The Book: Watchmen, by Alan Moore and Dave Gibbons
The Story: Just when you thought I couldn’t get any nerdier, look at me… reading comic books. Ha.
I know that it would probably make some seriously-in-love-with-Watchmen people cringe, but what I kept comparing Watchmen to was the movie The Incredibles. Superheroes are the bomb dot com and they’re popping up everywhere. Some bad stuff goes down and the government makes it illegal to practice superheroery. Superheroes go and get normal lives. A few of the old superheroes are still kind of into their old thing. Something bad happens to an old superhero. The other superheroes defy the law, get new costumes and travel to some remote place to fight an old, mad superhero. Same story, huh?

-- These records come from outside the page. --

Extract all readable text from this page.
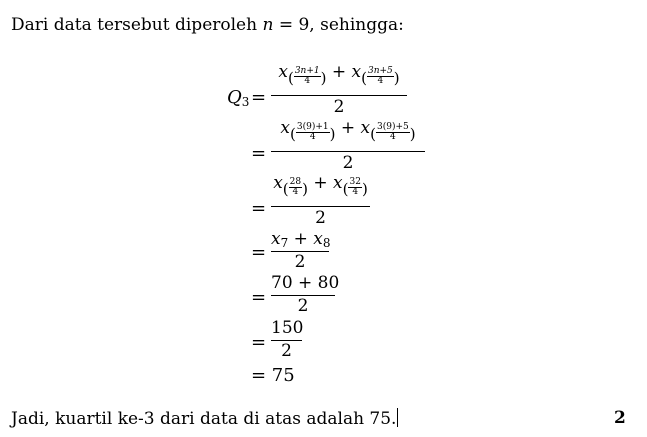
Dari data tersebut diperoleh n = 9, sehingga:
$Q_3$ =
$x( \frac{3n+1}{4}$ ) + $x( \frac{3n+5}{4}$ )
2
=
$x( \frac{3(9)+1}{4}$ ) + $x( \frac{3(9)+5}{4}$ )
2
=
$x( \frac{28}{4}$ ) + $x( \frac{32}{4}$ )
2
=
$x_7 + x_8$
2
=
70 + 80
2
=
150
2
= 75
Jadi, kuartil ke-3 dari data di atas adalah 75.	2
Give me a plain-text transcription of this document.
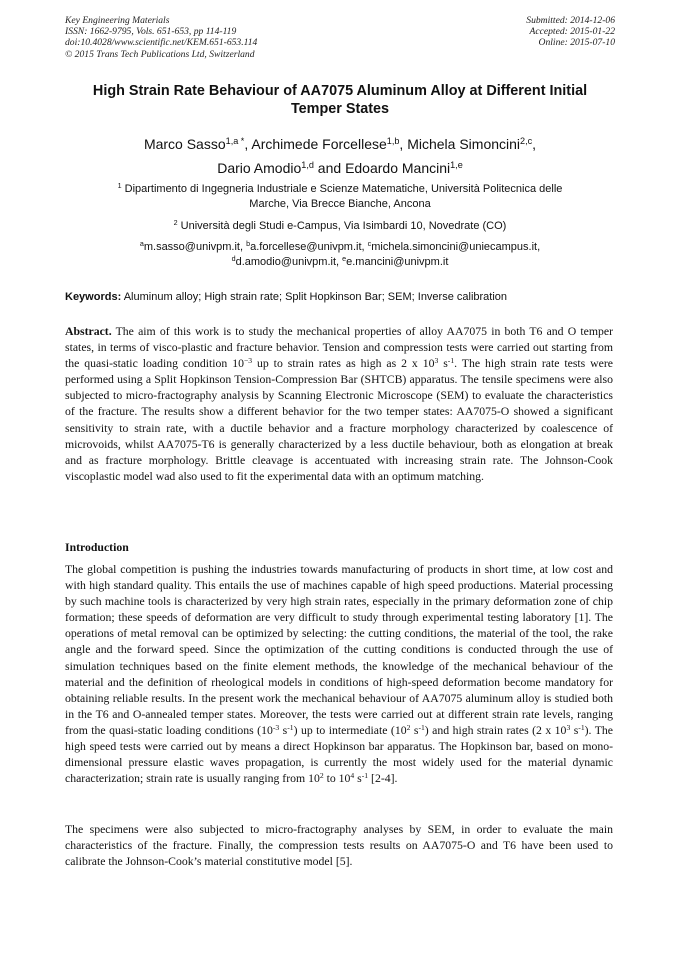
Key Engineering Materials
ISSN: 1662-9795, Vols. 651-653, pp 114-119
doi:10.4028/www.scientific.net/KEM.651-653.114
© 2015 Trans Tech Publications Ltd, Switzerland
Submitted: 2014-12-06
Accepted: 2015-01-22
Online: 2015-07-10
High Strain Rate Behaviour of AA7075 Aluminum Alloy at Different Initial
Temper States
Marco Sasso$^{1,a *}$, Archimede Forcellese$^{1,b}$, Michela Simoncini$^{2,c}$,
Dario Amodio$^{1,d}$ and Edoardo Mancini$^{1,e}$
$^1$ Dipartimento di Ingegneria Industriale e Scienze Matematiche, Università Politecnica delle
Marche, Via Brecce Bianche, Ancona
$^2$ Università degli Studi e-Campus, Via Isimbardi 10, Novedrate (CO)
$^a$m.sasso@univpm.it, $^b$a.forcellese@univpm.it, $^c$michela.simoncini@uniecampus.it,
$^d$d.amodio@univpm.it, $^e$e.mancini@univpm.it
Keywords: Aluminum alloy; High strain rate; Split Hopkinson Bar; SEM; Inverse calibration
Abstract. The aim of this work is to study the mechanical properties of alloy AA7075 in both T6 and O temper states, in terms of visco-plastic and fracture behavior. Tension and compression tests were carried out starting from the quasi-static loading condition $10^{-3}$ up to strain rates as high as 2 x $10^3$ $s^{-1}$. The high strain rate tests were performed using a Split Hopkinson Tension-Compression Bar (SHTCB) apparatus. The tensile specimens were also subjected to micro-fractography analysis by Scanning Electronic Microscope (SEM) to evaluate the characteristics of the fracture. The results show a different behavior for the two temper states: AA7075-O showed a significant sensitivity to strain rate, with a ductile behavior and a fracture morphology characterized by coalescence of microvoids, whilst AA7075-T6 is generally characterized by a less ductile behaviour, both as elongation at break and as fracture morphology. Brittle cleavage is accentuated with increasing strain rate. The Johnson-Cook viscoplastic model wad also used to fit the experimental data with an optimum matching.
Introduction
The global competition is pushing the industries towards manufacturing of products in short time, at low cost and with high standard quality. This entails the use of machines capable of high speed productions. Material processing by such machine tools is characterized by very high strain rates, especially in the primary deformation zone of chip formation; these speeds of deformation are very difficult to study through experimental testing laboratory [1]. The operations of metal removal can be optimized by selecting: the cutting conditions, the material of the tool, the rake angle and the forward speed. Since the optimization of the cutting conditions is conducted through the use of simulation techniques based on the finite element methods, the knowledge of the mechanical behaviour of the material and the definition of rheological models in conditions of high-speed deformation become mandatory for obtaining reliable results. In the present work the mechanical behaviour of AA7075 aluminum alloy is studied both in the T6 and O-annealed temper states. Moreover, the tests were carried out at different strain rate levels, ranging from the quasi-static loading conditions ($10^{-3}$ $s^{-1}$) up to intermediate ($10^2$ $s^{-1}$) and high strain rates (2 x $10^3$ $s^{-1}$). The high speed tests were carried out by means a direct Hopkinson bar apparatus. The Hopkinson bar, based on mono-dimensional pressure elastic waves propagation, is currently the most widely used for the material dynamic characterization; strain rate is usually ranging from $10^2$ to $10^4$ $s^{-1}$ [2-4].
The specimens were also subjected to micro-fractography analyses by SEM, in order to evaluate the main characteristics of the fracture. Finally, the compression tests results on AA7075-O and T6 have been used to calibrate the Johnson-Cook’s material constitutive model [5].
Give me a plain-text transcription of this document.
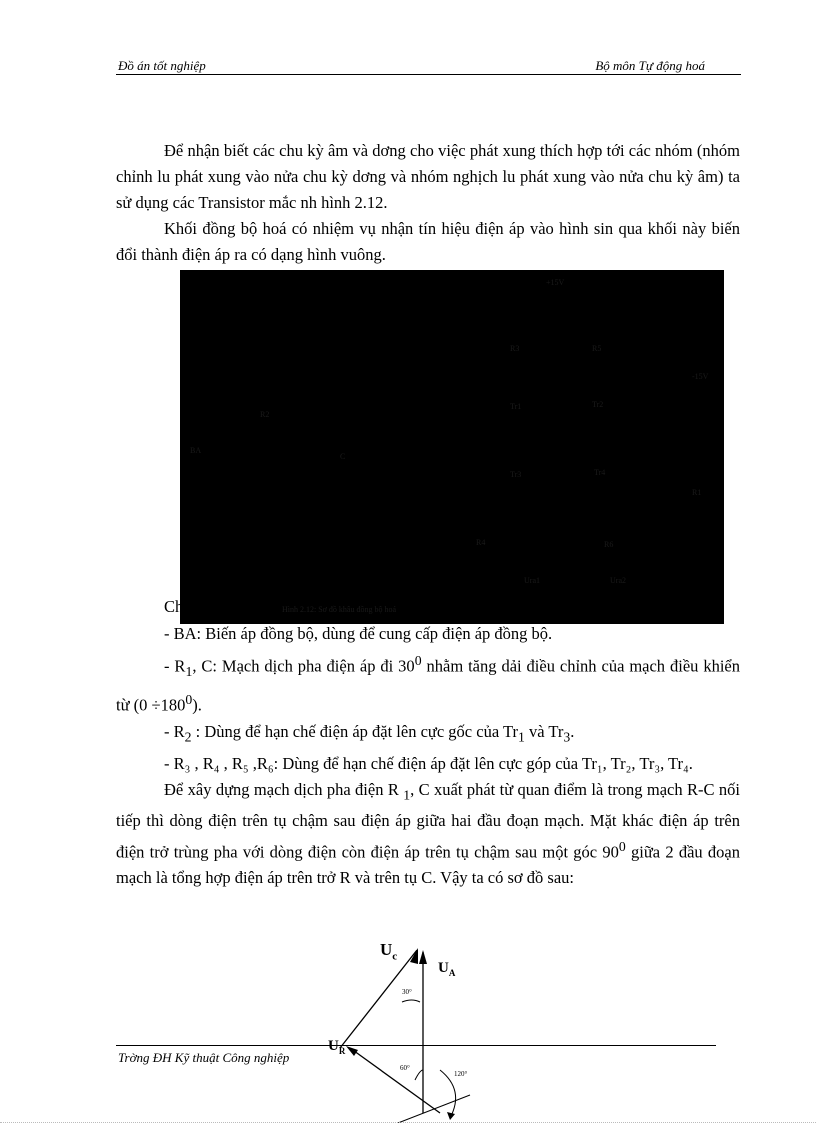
Đồ án tốt nghiệp	Bộ môn Tự động hoá

Để nhận biết các chu kỳ âm và dơng cho việc phát xung thích hợp tới các nhóm (nhóm chỉnh lu phát xung vào nửa chu kỳ dơng và nhóm nghịch lu phát xung vào nửa chu kỳ âm) ta sử dụng các Transistor mắc nh hình 2.12.

Khối đồng bộ hoá có nhiệm vụ nhận tín hiệu điện áp vào hình sin qua khối này biến đổi thành điện áp ra có dạng hình vuông.

+15V
R3	R5
-15V
Tr1	Tr2
Tr3	Tr4
R4	R6
Ura1	Ura2
R1
R2
C
BA
Ch	Hình 2.12: Sơ đồ khâu đồng bộ hoá

- BA: Biến áp đồng bộ, dùng để cung cấp điện áp đồng bộ.

- $R_1$, C: Mạch dịch pha điện áp đi $30^0$ nhằm tăng dải điều chỉnh của mạch điều khiển từ $(0 \div 180^0)$.

- $R_2$ : Dùng để hạn chế điện áp đặt lên cực gốc của $Tr_1$ và $Tr_3$.

- R₃ , R₄ , R₅ ,R₆: Dùng để hạn chế điện áp đặt lên cực góp của Tr₁, Tr₂, Tr₃, Tr₄.

Để xây dựng mạch dịch pha điện R $_1$, C xuất phát từ quan điểm là trong mạch R-C nối tiếp thì dòng điện trên tụ chậm sau điện áp giữa hai đầu đoạn mạch. Mặt khác điện áp trên điện trở trùng pha với dòng điện còn điện áp trên tụ chậm sau một góc $90^0$ giữa 2 đầu đoạn mạch là tổng hợp điện áp trên trở R và trên tụ C. Vậy ta có sơ đồ sau:

$U_c$
$U_A$
$U_R$
30°
60°
120°
Trờng ĐH Kỹ thuật Công nghiệp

There’s even mention in both Watchmen and The Incredibles about how unsafe capes are in superhero comics. Heh.
Anyway, that’s pretty much what happens here. There are other stories going on: a new generation of superheroes, the world being kind of a mess, and a couple of love stories… but mostly, we’re looking at a darker version of The Incredibles.
What I Thought: I have read quite a few graphic novels before, but I had never read one that was so comic-booky if that makes sense. I tend more toward stuff like Craig Thompson… pretty and almost girly… I have been hearing about Watchmen for, oh, ever and finally decided to give it a go.
It kind of took me a long time to get into it. I didn’t feel any kind of connection with the characters and even had a hard time getting them straight at first. Maybe around the halfway point something clicked for me and the rest of the book went by really fast.
I was kind of surprised at how dark the whole entire novel was. There were very few points of light, even in the past stories and the love stories. It was just all kind of bleak, but I think that that was the point. Everyone was insane or messed up or just plain mean. So when I say that I didn’t “enjoy” this read, I don’t exactly mean it in a bad way. I don’t think it was meant to be enjoyed as much as to be just taken in.
I also have to say that I totally “get” why this book is so popular. I can respect anything that was kind of the first of its kind. I realize that in writing this novel that they did something that hadn’t been done before and it kind of made people drop their jaws. I get it. It is also kind of a testament that people are still talking about it now, 20-something years after it was first released. Most novels can’t say that, put aside in the under-represented world of graphic novels.
My husband (who is somehow nerdier than even me) was thrilled out of his mind when he came into the bedroom one evening and I was laying there reading Watchmen. Earned me major “wife points.” So, just another bonus.
Conclusion: If you ever need to prove how nerdy you are, make a Watchmen reference. To do that, you’ll have to read this bad boy. This is a game changer, and for that I think it is worth your time, but I don’t think I’d make it your first graphic novel experience.